NXF_VER=22.10.8 DATA_PATH=$DATA_PATH RESULTS_PATH=$RESULTS_PATH nextflow \
-C $PIPELINE_PATH/pipeline/nextflow_slurm.config \
-log $RESULTS_PATH/nextflow/nextflow.log \
run $PIPELINE_PATH/pipeline/main_slurm.nf \
-work-dir $WORKDIR \
--output_path $OUTPUT_PATH \
--template_path $TEMPLATE_PATH \
--cell_detection_model $CELL_DETECTION_PATH \
--cloud $CLOUD
# additional parameters here
Important
You should change the --partition
parameter to match the partition you want to use on your cluster.
The same partition should be also indicated as the queue
argument in the pipeline/nextflow_slurm_custom.config
file!
In Nextflow, you can also use the -resume
flag to restart a previous execution:
NXF_VER=22.10.8 DATA_PATH=$DATA_PATH RESULTS_PATH=$RESULTS_PATH nextflow \
-C $PIPELINE_PATH/pipeline/nextflow_slurm.config \
-log $RESULTS_PATH/nextflow/nextflow.log \
run $PIPELINE_PATH/pipeline/main_slurm.nf \
-resume \
-work-dir $WORKDIR \
--output_path $OUTPUT_PATH \
--template_path $TEMPLATE_PATH \
--cell_detection_model $CELL_DETECTION_PATH \
--cloud $CLOUD
Important
If at some point, you are getting a 140 code error, most likely the dataset is large and you need to increase the time of that process.

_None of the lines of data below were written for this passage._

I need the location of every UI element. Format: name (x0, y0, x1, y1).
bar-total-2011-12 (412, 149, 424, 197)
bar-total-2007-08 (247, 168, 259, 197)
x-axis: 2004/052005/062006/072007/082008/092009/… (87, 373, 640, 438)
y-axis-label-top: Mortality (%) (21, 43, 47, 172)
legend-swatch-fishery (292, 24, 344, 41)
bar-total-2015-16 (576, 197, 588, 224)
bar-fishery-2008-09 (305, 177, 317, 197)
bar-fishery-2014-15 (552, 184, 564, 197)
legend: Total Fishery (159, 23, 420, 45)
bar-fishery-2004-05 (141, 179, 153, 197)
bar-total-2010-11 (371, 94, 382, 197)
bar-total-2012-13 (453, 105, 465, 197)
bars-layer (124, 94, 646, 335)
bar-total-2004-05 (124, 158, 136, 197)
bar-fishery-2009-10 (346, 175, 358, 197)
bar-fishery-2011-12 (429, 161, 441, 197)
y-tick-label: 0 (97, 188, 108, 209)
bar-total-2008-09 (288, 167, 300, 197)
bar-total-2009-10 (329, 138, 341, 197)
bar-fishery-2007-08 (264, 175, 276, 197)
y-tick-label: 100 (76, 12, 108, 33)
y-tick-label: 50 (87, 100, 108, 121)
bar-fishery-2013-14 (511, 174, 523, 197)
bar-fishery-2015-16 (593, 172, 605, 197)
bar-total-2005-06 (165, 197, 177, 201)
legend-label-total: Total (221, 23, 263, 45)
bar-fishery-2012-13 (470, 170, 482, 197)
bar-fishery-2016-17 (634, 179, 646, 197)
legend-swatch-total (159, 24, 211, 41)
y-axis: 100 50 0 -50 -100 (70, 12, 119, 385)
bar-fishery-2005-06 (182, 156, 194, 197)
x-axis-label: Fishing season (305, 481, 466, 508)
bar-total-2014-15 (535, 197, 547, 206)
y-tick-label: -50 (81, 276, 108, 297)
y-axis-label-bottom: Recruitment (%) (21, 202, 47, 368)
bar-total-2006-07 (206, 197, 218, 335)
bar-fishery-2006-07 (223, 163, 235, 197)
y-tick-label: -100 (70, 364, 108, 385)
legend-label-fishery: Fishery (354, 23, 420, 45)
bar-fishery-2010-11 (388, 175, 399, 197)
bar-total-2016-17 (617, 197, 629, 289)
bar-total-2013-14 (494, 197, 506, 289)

After trying to resume a previous job that failed due to a 140 code error, you could get an error saying "Unable to acquire lock on session" which means that there is already a job running for that execution. In that case, you could:
- Use the lsof command with the process path to get the PID of the running job and kill it.
lsof /path/to/process/workdir/db/LOCK
- If the lsof command does not show any job, you could delete the LOCK file in the working directory of that process and restart the job.
rm /path/to/process/workdir/db/LOCK
NOTE
The following pipeline parameters are used for Nextflow: PIPELINE_PATH, DATA_PATH, RESULTS_PATH, WORKDIR. The rest of the parameters are used for each of the image processing steps in the pipeline.
- SmartSPIM template v1.0: Please, download this dataset.
- SmartSPIM cell detection model: Please, download one of the cell detection models suitable for your image processing task.
Once the datasets are downloaded, you need to point the pipeline to them.